With Judge Amy Coney Barrett's name on President Trump's short list to fill the vacant Supreme Court seat following the death of Justice Ruth Bader Ginsburg, it's going to be a "very intense" process, Fox News senior political analyst Brit Hume argued Monday night.
The intensity of the Supreme Court nomination hearings has only grown since the "legally shaky" right to abortion began in Roe v. Wade and the real fear that it might go away has "animated these Supreme Court battles ever since," Hume told "Fox News @ Night."
"I go back to Bork and Clarence Thomas and so on and character assassination has been the order of the day for a number of these nominations, particularly when it was felt that this was a justice that might tip the balance of the court or a potential justice that might tip the balance of the court one way or the other or at least to the right," he added.
"In this case with Ruth Bader Ginsburg, leader of the liberal wing of the court now gone, subject to being replaced by a conservative jurist, I think it’s going to be very intense, indeed," Hume said.
He responded to criticism from Senate Minority Leader Chuck Schumer, D-N.Y., who called Barrett wildly out of the mainstream Monday night after the president reportedly met with her earlier in the day. Trump over the weekend said he wanted to pick a woman.

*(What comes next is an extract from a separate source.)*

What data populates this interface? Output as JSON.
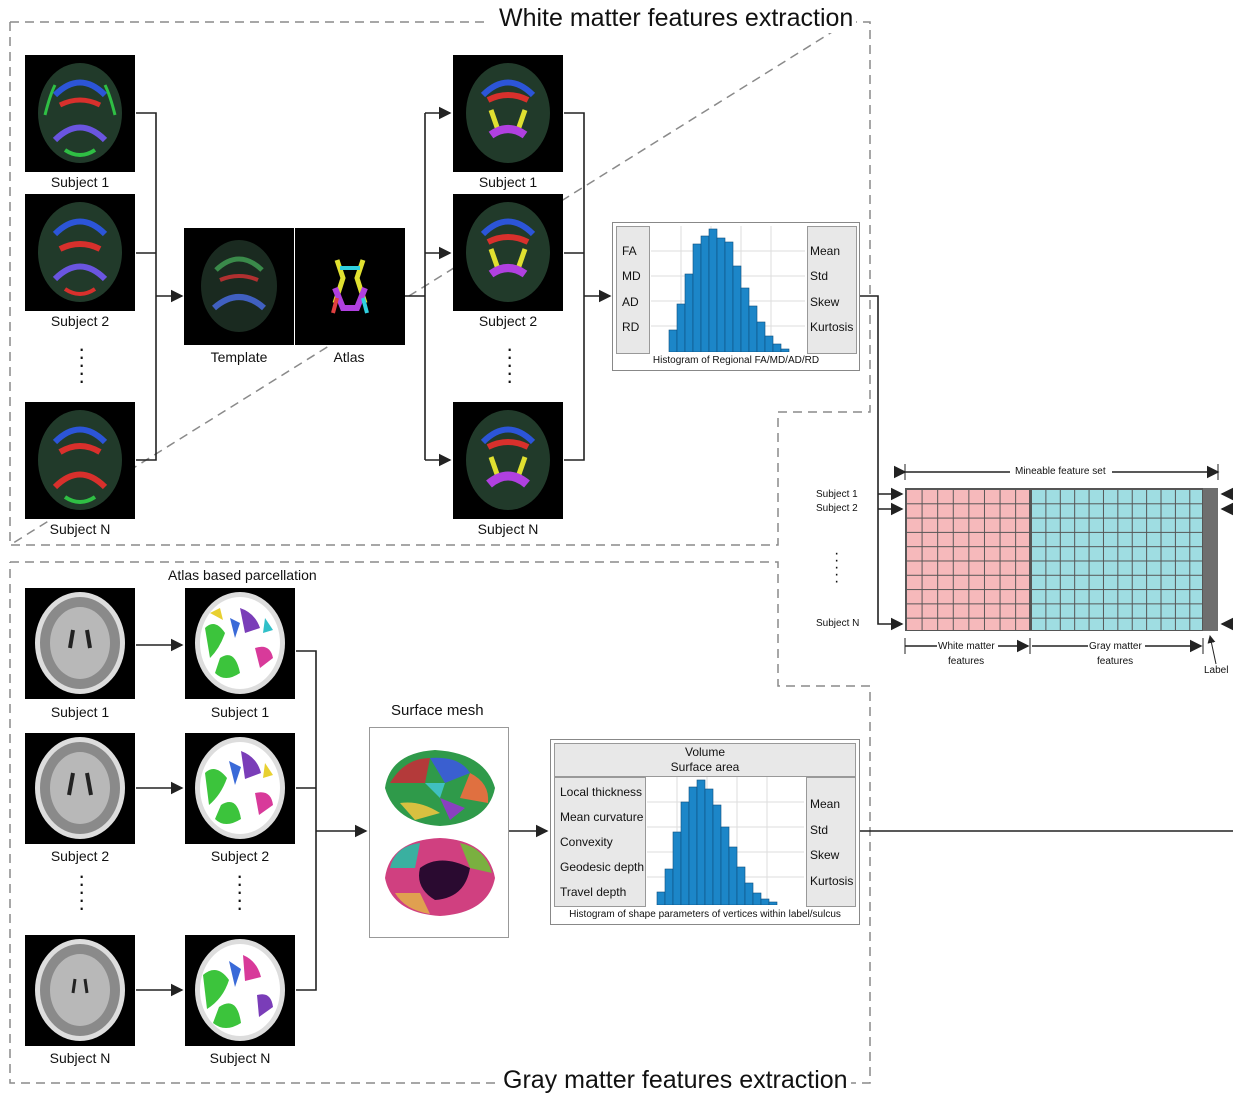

"What Sen. Schumer said, now that’s just a wild exaggeration," Hume said. "Judge Barrett isn't someone who is wildly out of the mainstream."
Barrett's confirmation as a judge on the U.S. Court of Appeals for the Seventh Circuit in 2017 was contentious, with several Democratic senators questioning her Catholic faith.
When Sen. Dianne Feinstein, D-Calif., said, "The dogma lives loudly within you, and that's a concern," Hume explained, "the complaint that you heard from Dianne Feinstein was basically simply this: You take your religious faith too seriously as if that is now a vice in contemporary America."
Barrett, a former law clerk for the late Justice Antonin Scalia from 1998 to 1999, responded: "It's never appropriate for a judge to impose that judge's personal convictions, whether they arise from faith or anywhere else, on the law."
"[The left thinks] people of faith are to be feared," Hume said, but noted "the distinction between what you would do in your personal life and how you would conduct yourself and the integrity you would display, is one thing, and one hopes that would spill over into your public life but not necessarily into your judicial decisions if you’re a judge."
Host Shannon Bream added, "But certainly treating people with fairness and with justice and with love and mercy which we all have been given."